Treatments of ischemic strokes vary according to the underlying cause. Diagnostic testing must be individualized. Some patients will require imaging of the chambers of the heart (an echocardiogram), an ultrasound of the vessels in the neck (duplex scan) or the head (transcranial Doppler) or sophisticated blood tests to look for a cause of increased tendency to form blood clots.
The consequences of a stroke depend on how severe the stroke was and what parts of the brain it affected. Many people who suffer a stroke recover all or most of their ability to function in daily life. Others are physically and mentally devastated and unable to move, speak or eat normally.
During the first few days, doctors generally cannot predict whether a patient will improve or worsen. About half of the people who have one-sided paralysis and most of those with less severe symptoms recover some function before they leave the hospital and can eventually take care of their basic needs. They may be able to think clearly and walk adequately, although their use of an affected arm or leg may be limited to some degree. Use of an arm is more often limited than use of a leg.
About 20% of the people who have a stroke die in the hospital. This proportion is higher among the elderly. Strokes that cause a loss of consciousness or that impair breathing or heart function are particularly serious. Functioning problems that continue after six months are most likely to be permanent, although some people continue to improve slowly. People who are younger and whose general health is better tend to recover more completely and more quickly.
Stroke symptoms require immediate medical attention. Quick action by a doctor can sometimes reduce the damage or prevent more damage.
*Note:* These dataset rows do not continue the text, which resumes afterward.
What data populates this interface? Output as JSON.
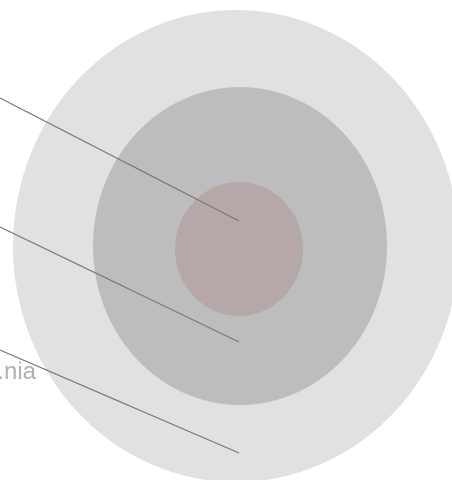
{
  "diagram": {
    "rings": [
      {
        "name": "outer-ring",
        "color": "#e1e1e1"
      },
      {
        "name": "middle-ring",
        "color": "#bdbdbd"
      },
      {
        "name": "inner-core",
        "color": "#b5a9a8"
      }
    ],
    "leader_line_color": "#777777",
    "visible_text_fragment": "nia.",
    "text_color": "#b1b1b1"
  }
}
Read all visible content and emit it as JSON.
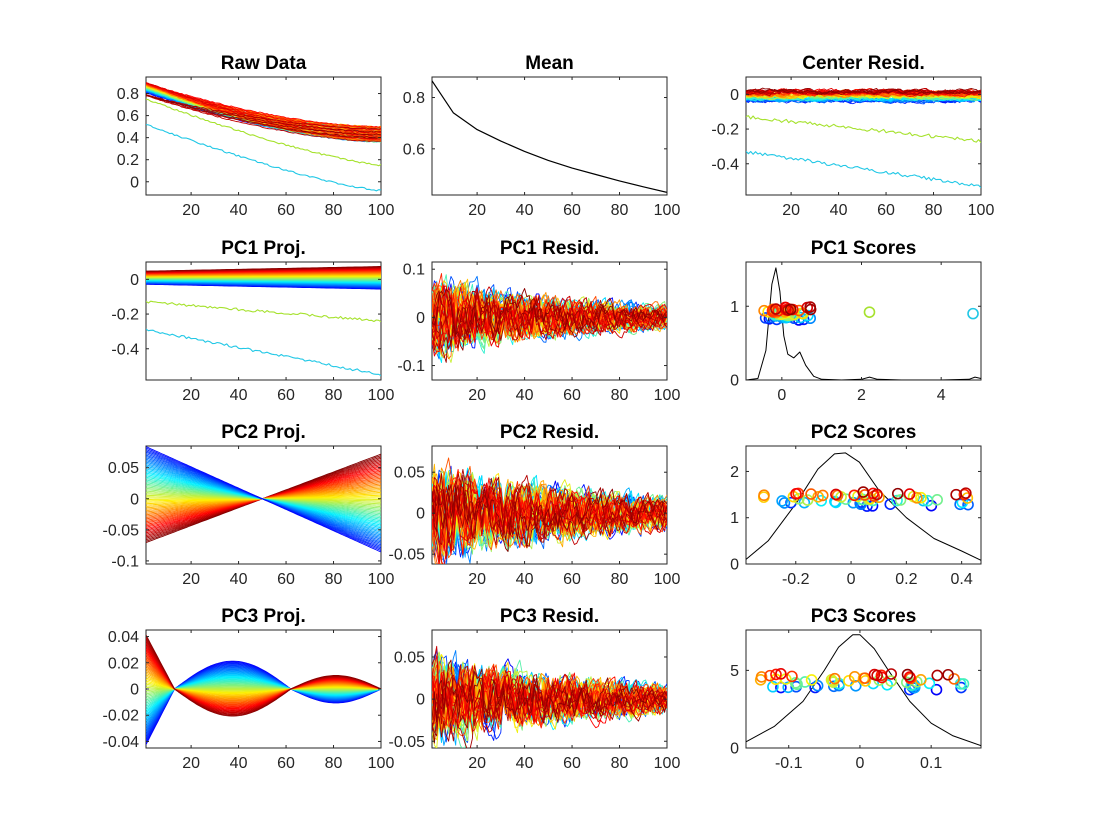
{
  "chart_data": [
    {
      "id": "raw",
      "type": "line",
      "title": "Raw Data",
      "xlim": [
        1,
        100
      ],
      "ylim": [
        -0.12,
        0.95
      ],
      "xticks": [
        20,
        40,
        60,
        80,
        100
      ],
      "xtick_labels": [
        "20",
        "40",
        "60",
        "80",
        "100"
      ],
      "yticks": [
        0,
        0.2,
        0.4,
        0.6,
        0.8
      ],
      "ytick_labels": [
        "0",
        "0.2",
        "0.4",
        "0.6",
        "0.8"
      ],
      "series_desc": "about 80 rainbow-colored curves decaying from ~0.85 at x=1 to ~0.42 at x=100; outliers: yellow-green from 0.75 to 0.15, cyan from 0.52 to -0.08",
      "outliers": [
        {
          "color": "#a6e22e",
          "start": 0.75,
          "end": 0.15
        },
        {
          "color": "#22c8e6",
          "start": 0.52,
          "end": -0.08
        }
      ]
    },
    {
      "id": "mean",
      "type": "line",
      "title": "Mean",
      "xlim": [
        1,
        100
      ],
      "ylim": [
        0.42,
        0.88
      ],
      "xticks": [
        20,
        40,
        60,
        80,
        100
      ],
      "xtick_labels": [
        "20",
        "40",
        "60",
        "80",
        "100"
      ],
      "yticks": [
        0.6,
        0.8
      ],
      "ytick_labels": [
        "0.6",
        "0.8"
      ],
      "x": [
        1,
        10,
        20,
        30,
        40,
        50,
        60,
        70,
        80,
        90,
        100
      ],
      "y": [
        0.865,
        0.74,
        0.675,
        0.63,
        0.59,
        0.555,
        0.525,
        0.5,
        0.475,
        0.452,
        0.43
      ],
      "color": "#000000"
    },
    {
      "id": "center",
      "type": "line",
      "title": "Center Resid.",
      "xlim": [
        1,
        100
      ],
      "ylim": [
        -0.58,
        0.1
      ],
      "xticks": [
        20,
        40,
        60,
        80,
        100
      ],
      "xtick_labels": [
        "20",
        "40",
        "60",
        "80",
        "100"
      ],
      "yticks": [
        -0.4,
        -0.2,
        0
      ],
      "ytick_labels": [
        "-0.4",
        "-0.2",
        "0"
      ],
      "outliers": [
        {
          "color": "#a6e22e",
          "start": -0.13,
          "end": -0.27
        },
        {
          "color": "#22c8e6",
          "start": -0.33,
          "end": -0.53
        }
      ]
    },
    {
      "id": "pc1proj",
      "type": "line",
      "title": "PC1 Proj.",
      "xlim": [
        1,
        100
      ],
      "ylim": [
        -0.58,
        0.1
      ],
      "xticks": [
        20,
        40,
        60,
        80,
        100
      ],
      "xtick_labels": [
        "20",
        "40",
        "60",
        "80",
        "100"
      ],
      "yticks": [
        -0.4,
        -0.2,
        0
      ],
      "ytick_labels": [
        "-0.4",
        "-0.2",
        "0"
      ],
      "outliers": [
        {
          "color": "#a6e22e",
          "start": -0.13,
          "end": -0.24
        },
        {
          "color": "#22c8e6",
          "start": -0.29,
          "end": -0.55
        }
      ]
    },
    {
      "id": "pc1resid",
      "type": "line",
      "title": "PC1 Resid.",
      "xlim": [
        1,
        100
      ],
      "ylim": [
        -0.13,
        0.115
      ],
      "xticks": [
        20,
        40,
        60,
        80,
        100
      ],
      "xtick_labels": [
        "20",
        "40",
        "60",
        "80",
        "100"
      ],
      "yticks": [
        -0.1,
        0,
        0.1
      ],
      "ytick_labels": [
        "-0.1",
        "0",
        "0.1"
      ]
    },
    {
      "id": "pc1scores",
      "type": "scatter",
      "title": "PC1 Scores",
      "xlim": [
        -0.9,
        5.0
      ],
      "ylim": [
        0,
        1.6
      ],
      "xticks": [
        0,
        2,
        4
      ],
      "xtick_labels": [
        "0",
        "2",
        "4"
      ],
      "yticks": [
        0,
        1
      ],
      "ytick_labels": [
        "0",
        "1"
      ],
      "density": {
        "x": [
          -0.9,
          -0.6,
          -0.4,
          -0.25,
          -0.15,
          -0.05,
          0.05,
          0.15,
          0.3,
          0.45,
          0.6,
          0.8,
          1.0,
          1.5,
          2.0,
          2.2,
          2.4,
          3.0,
          4.0,
          4.7,
          4.85,
          5.0
        ],
        "y": [
          0.0,
          0.02,
          0.4,
          1.3,
          1.52,
          1.2,
          0.6,
          0.35,
          0.3,
          0.38,
          0.2,
          0.05,
          0.01,
          0.0,
          0.01,
          0.04,
          0.01,
          0.0,
          0.0,
          0.01,
          0.04,
          0.02
        ]
      },
      "points_range": [
        -0.55,
        0.75
      ],
      "points_y": [
        0.83,
        0.98
      ],
      "outlier_points": [
        {
          "x": 2.2,
          "y": 0.92,
          "color": "#a6e22e"
        },
        {
          "x": 4.8,
          "y": 0.9,
          "color": "#22c8e6"
        }
      ]
    },
    {
      "id": "pc2proj",
      "type": "line",
      "title": "PC2 Proj.",
      "xlim": [
        1,
        100
      ],
      "ylim": [
        -0.105,
        0.085
      ],
      "xticks": [
        20,
        40,
        60,
        80,
        100
      ],
      "xtick_labels": [
        "20",
        "40",
        "60",
        "80",
        "100"
      ],
      "yticks": [
        -0.1,
        -0.05,
        0,
        0.05
      ],
      "ytick_labels": [
        "-0.1",
        "-0.05",
        "0",
        "0.05"
      ]
    },
    {
      "id": "pc2resid",
      "type": "line",
      "title": "PC2 Resid.",
      "xlim": [
        1,
        100
      ],
      "ylim": [
        -0.062,
        0.082
      ],
      "xticks": [
        20,
        40,
        60,
        80,
        100
      ],
      "xtick_labels": [
        "20",
        "40",
        "60",
        "80",
        "100"
      ],
      "yticks": [
        -0.05,
        0,
        0.05
      ],
      "ytick_labels": [
        "-0.05",
        "0",
        "0.05"
      ]
    },
    {
      "id": "pc2scores",
      "type": "scatter",
      "title": "PC2 Scores",
      "xlim": [
        -0.38,
        0.47
      ],
      "ylim": [
        0,
        2.55
      ],
      "xticks": [
        -0.2,
        0,
        0.2,
        0.4
      ],
      "xtick_labels": [
        "-0.2",
        "0",
        "0.2",
        "0.4"
      ],
      "yticks": [
        0,
        1,
        2
      ],
      "ytick_labels": [
        "0",
        "1",
        "2"
      ],
      "density": {
        "x": [
          -0.38,
          -0.3,
          -0.2,
          -0.12,
          -0.06,
          -0.02,
          0.03,
          0.1,
          0.2,
          0.3,
          0.4,
          0.47
        ],
        "y": [
          0.1,
          0.5,
          1.3,
          2.05,
          2.38,
          2.4,
          2.2,
          1.6,
          1.0,
          0.55,
          0.28,
          0.08
        ]
      },
      "points_range": [
        -0.35,
        0.45
      ],
      "points_y": [
        1.28,
        1.55
      ]
    },
    {
      "id": "pc3proj",
      "type": "line",
      "title": "PC3 Proj.",
      "xlim": [
        1,
        100
      ],
      "ylim": [
        -0.045,
        0.045
      ],
      "xticks": [
        20,
        40,
        60,
        80,
        100
      ],
      "xtick_labels": [
        "20",
        "40",
        "60",
        "80",
        "100"
      ],
      "yticks": [
        -0.04,
        -0.02,
        0,
        0.02,
        0.04
      ],
      "ytick_labels": [
        "-0.04",
        "-0.02",
        "0",
        "0.02",
        "0.04"
      ]
    },
    {
      "id": "pc3resid",
      "type": "line",
      "title": "PC3 Resid.",
      "xlim": [
        1,
        100
      ],
      "ylim": [
        -0.058,
        0.082
      ],
      "xticks": [
        20,
        40,
        60,
        80,
        100
      ],
      "xtick_labels": [
        "20",
        "40",
        "60",
        "80",
        "100"
      ],
      "yticks": [
        -0.05,
        0,
        0.05
      ],
      "ytick_labels": [
        "-0.05",
        "0",
        "0.05"
      ]
    },
    {
      "id": "pc3scores",
      "type": "scatter",
      "title": "PC3 Scores",
      "xlim": [
        -0.16,
        0.17
      ],
      "ylim": [
        0,
        7.6
      ],
      "xticks": [
        -0.1,
        0,
        0.1
      ],
      "xtick_labels": [
        "-0.1",
        "0",
        "0.1"
      ],
      "yticks": [
        0,
        5
      ],
      "ytick_labels": [
        "0",
        "5"
      ],
      "density": {
        "x": [
          -0.16,
          -0.12,
          -0.08,
          -0.05,
          -0.03,
          -0.01,
          0.0,
          0.02,
          0.04,
          0.07,
          0.1,
          0.13,
          0.17
        ],
        "y": [
          0.4,
          1.4,
          3.0,
          5.0,
          6.5,
          7.3,
          7.3,
          6.4,
          5.0,
          3.0,
          1.6,
          0.8,
          0.15
        ]
      },
      "points_range": [
        -0.14,
        0.15
      ],
      "points_y": [
        3.8,
        4.8
      ]
    }
  ]
}
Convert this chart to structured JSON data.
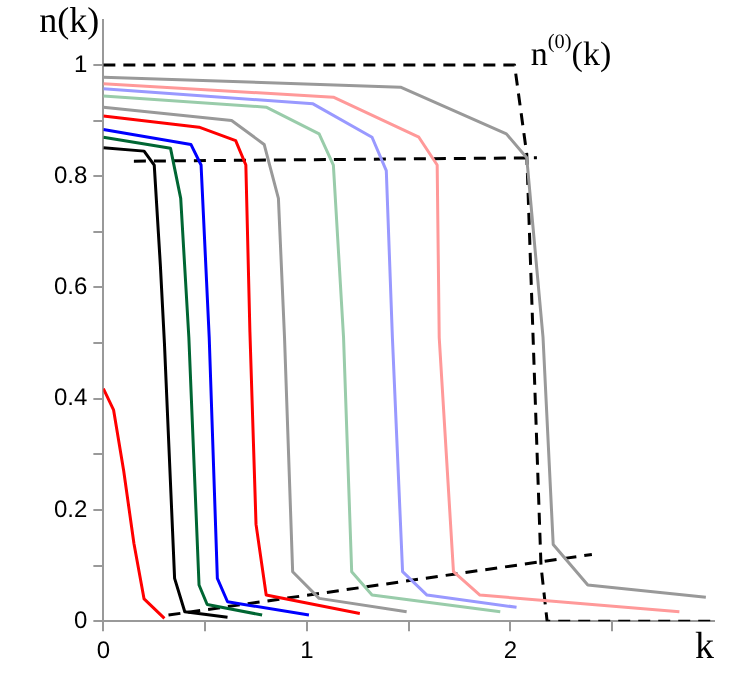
{
  "chart_data": {
    "type": "line",
    "xlabel": "k",
    "ylabel": "n(k)",
    "xlim": [
      0,
      3
    ],
    "ylim": [
      0,
      1.08
    ],
    "xticks": [
      0,
      {
        "value": 0.5,
        "label": null
      },
      1,
      {
        "value": 1.5,
        "label": null
      },
      2,
      {
        "value": 2.5,
        "label": null
      }
    ],
    "yticks": [
      0,
      {
        "value": 0.1,
        "label": null
      },
      0.2,
      {
        "value": 0.3,
        "label": null
      },
      0.4,
      {
        "value": 0.5,
        "label": null
      },
      0.6,
      {
        "value": 0.7,
        "label": null
      },
      0.8,
      {
        "value": 0.9,
        "label": null
      },
      1
    ],
    "grid": false,
    "legend": false,
    "marker": "none",
    "annotations": [
      "n$^{(0)}$(k)"
    ],
    "series": [
      {
        "color": "#ff0000",
        "x": [
          0,
          0.05,
          0.1,
          0.15,
          0.2,
          0.3
        ],
        "values": [
          0.418,
          0.38,
          0.27,
          0.14,
          0.04,
          0.005
        ]
      },
      {
        "color": "#000000",
        "x": [
          0,
          0.2,
          0.25,
          0.28,
          0.3,
          0.35,
          0.4,
          0.61
        ],
        "values": [
          0.851,
          0.845,
          0.82,
          0.64,
          0.5,
          0.077,
          0.017,
          0.007
        ]
      },
      {
        "color": "#006633",
        "x": [
          0,
          0.33,
          0.38,
          0.42,
          0.47,
          0.51,
          0.78
        ],
        "values": [
          0.87,
          0.85,
          0.76,
          0.51,
          0.065,
          0.03,
          0.011
        ]
      },
      {
        "color": "#0000ff",
        "x": [
          0,
          0.43,
          0.48,
          0.52,
          0.56,
          0.61,
          1.01
        ],
        "values": [
          0.884,
          0.857,
          0.82,
          0.51,
          0.077,
          0.035,
          0.011
        ]
      },
      {
        "color": "#ff0000",
        "x": [
          0,
          0.47,
          0.65,
          0.7,
          0.72,
          0.75,
          0.8,
          1.26
        ],
        "values": [
          0.908,
          0.888,
          0.864,
          0.82,
          0.52,
          0.174,
          0.047,
          0.014
        ]
      },
      {
        "color": "#999999",
        "x": [
          0,
          0.63,
          0.79,
          0.86,
          0.89,
          0.93,
          1.06,
          1.49
        ],
        "values": [
          0.924,
          0.9,
          0.857,
          0.76,
          0.51,
          0.089,
          0.041,
          0.017
        ]
      },
      {
        "color": "#99ccaa",
        "x": [
          0,
          0.8,
          1.06,
          1.13,
          1.18,
          1.22,
          1.32,
          1.95
        ],
        "values": [
          0.944,
          0.924,
          0.876,
          0.82,
          0.51,
          0.089,
          0.047,
          0.017
        ]
      },
      {
        "color": "#9999ff",
        "x": [
          0,
          1.03,
          1.32,
          1.39,
          1.42,
          1.47,
          1.59,
          2.03
        ],
        "values": [
          0.957,
          0.93,
          0.87,
          0.81,
          0.51,
          0.089,
          0.047,
          0.025
        ]
      },
      {
        "color": "#ff9999",
        "x": [
          0,
          1.13,
          1.55,
          1.64,
          1.65,
          1.72,
          1.85,
          2.83
        ],
        "values": [
          0.966,
          0.942,
          0.87,
          0.82,
          0.51,
          0.089,
          0.047,
          0.017
        ]
      },
      {
        "color": "#999999",
        "x": [
          0,
          1.46,
          1.98,
          2.08,
          2.16,
          2.21,
          2.38,
          2.96
        ],
        "values": [
          0.978,
          0.96,
          0.876,
          0.833,
          0.51,
          0.138,
          0.065,
          0.043
        ]
      },
      {
        "color": "#000000",
        "line_style": "dashed",
        "x": [
          0,
          2.02,
          2.08,
          2.15,
          2.18,
          3
        ],
        "values": [
          1,
          1,
          0.84,
          0.1,
          0,
          0
        ]
      },
      {
        "color": "#000000",
        "line_style": "dashed",
        "x": [
          0.15,
          2.13
        ],
        "values": [
          0.827,
          0.833
        ]
      },
      {
        "color": "#000000",
        "line_style": "dashed",
        "x": [
          0.32,
          2.4
        ],
        "values": [
          0.011,
          0.12
        ]
      }
    ]
  }
}
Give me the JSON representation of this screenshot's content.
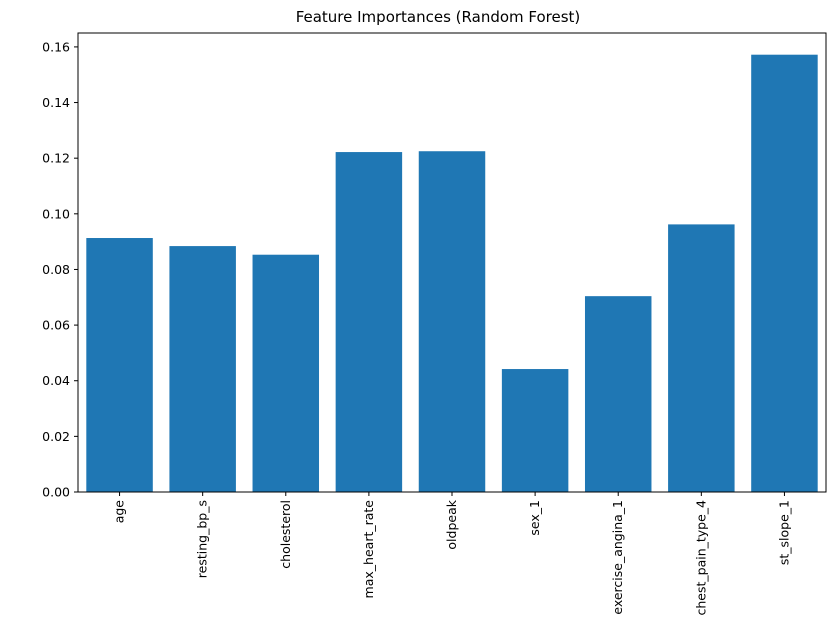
{
  "chart_data": {
    "type": "bar",
    "title": "Feature Importances (Random Forest)",
    "xlabel": "",
    "ylabel": "",
    "categories": [
      "age",
      "resting_bp_s",
      "cholesterol",
      "max_heart_rate",
      "oldpeak",
      "sex_1",
      "exercise_angina_1",
      "chest_pain_type_4",
      "st_slope_1"
    ],
    "values": [
      0.0913,
      0.0884,
      0.0853,
      0.1222,
      0.1225,
      0.0442,
      0.0704,
      0.0962,
      0.1572
    ],
    "ylim": [
      0,
      0.165
    ],
    "yticks": [
      "0.00",
      "0.02",
      "0.04",
      "0.06",
      "0.08",
      "0.10",
      "0.12",
      "0.14",
      "0.16"
    ],
    "grid": false,
    "bar_color": "#1f77b4"
  }
}
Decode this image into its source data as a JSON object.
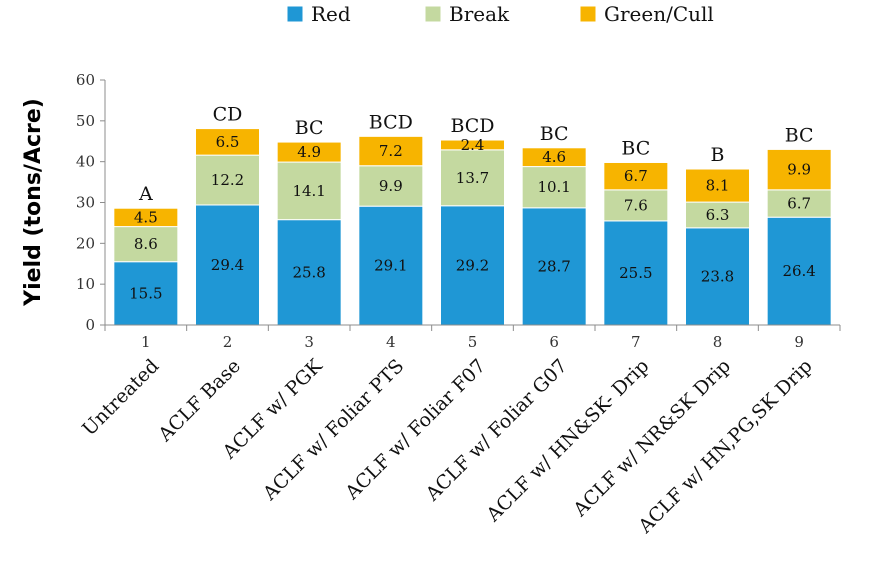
{
  "chart_data": {
    "type": "bar",
    "stacked": true,
    "title": "",
    "xlabel": "",
    "ylabel": "Yield (tons/Acre)",
    "ylim": [
      0,
      60
    ],
    "yticks": [
      "0",
      "10",
      "20",
      "30",
      "40",
      "50",
      "60"
    ],
    "grid": false,
    "legend_position": "top",
    "numbers": [
      "1",
      "2",
      "3",
      "4",
      "5",
      "6",
      "7",
      "8",
      "9"
    ],
    "categories": [
      "Untreated",
      "ACLF Base",
      "ACLF w/ PGK",
      "ACLF w/ Foliar PTS",
      "ACLF w/ Foliar F07",
      "ACLF w/ Foliar G07",
      "ACLF w/ HN&SK- Drip",
      "ACLF w/ NR&SK Drip",
      "ACLF w/ HN,PG,SK Drip"
    ],
    "letters": [
      "A",
      "CD",
      "BC",
      "BCD",
      "BCD",
      "BC",
      "BC",
      "B",
      "BC"
    ],
    "series": [
      {
        "name": "Red",
        "color": "#1f97d5",
        "values": [
          15.5,
          29.4,
          25.8,
          29.1,
          29.2,
          28.7,
          25.5,
          23.8,
          26.4
        ],
        "labels": [
          "15.5",
          "29.4",
          "25.8",
          "29.1",
          "29.2",
          "28.7",
          "25.5",
          "23.8",
          "26.4"
        ]
      },
      {
        "name": "Break",
        "color": "#c4d9a0",
        "values": [
          8.6,
          12.2,
          14.1,
          9.9,
          13.7,
          10.1,
          7.6,
          6.3,
          6.7
        ],
        "labels": [
          "8.6",
          "12.2",
          "14.1",
          "9.9",
          "13.7",
          "10.1",
          "7.6",
          "6.3",
          "6.7"
        ]
      },
      {
        "name": "Green/Cull",
        "color": "#f7b400",
        "values": [
          4.5,
          6.5,
          4.9,
          7.2,
          2.4,
          4.6,
          6.7,
          8.1,
          9.9
        ],
        "labels": [
          "4.5",
          "6.5",
          "4.9",
          "7.2",
          "2.4",
          "4.6",
          "6.7",
          "8.1",
          "9.9"
        ]
      }
    ]
  }
}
Many effects of a stroke require medical care, such as oxygen or an intravenous line to provide the patient with fluids and nourishment.
For a stroke in evolution, anticoagulants (e.g., heparin) may be given, but if the stroke is complete, these drugs are not effective.
If the stroke is caused by a blood clot, recent research suggests that paralysis and other symptoms may be prevented or reversed if clot-dissolving drugs, such as streptokinase or tissue plasminogen activator, are given within three hours of the stroke's onset. An examination must be done quickly to rule out the possibility of a hemorrhage, which cannot be treated with clot-dissolving drugs.
Once a stroke is completed, some brain tissue is dead and its function cannot be restored. However, removing blockages after a small stroke or transient ischemic attack in someone whose carotid artery is more than 70% blocked may reduce the risk of future strokes.
To reduce swelling and increased pressured on the brain in people with an acute stroke, drugs such as mannitol, or rarely, corticosteroids may be given. A person with a very severe stroke may be put on a respirator because of pneumonia or to maintain adequate breathing.
While dead brain tissue cannot be restored, intensive rehabilitation can help many people learn to overcome disability by training other parts of the brain to do what the damaged part originally did. Rehabilitation usually begins quickly to keep the patient's muscles strong, to prevent muscular contractions and pressure sores and to teach the patient to walk and talk again. Rehabilitation may continue after a patient leaves the hospital.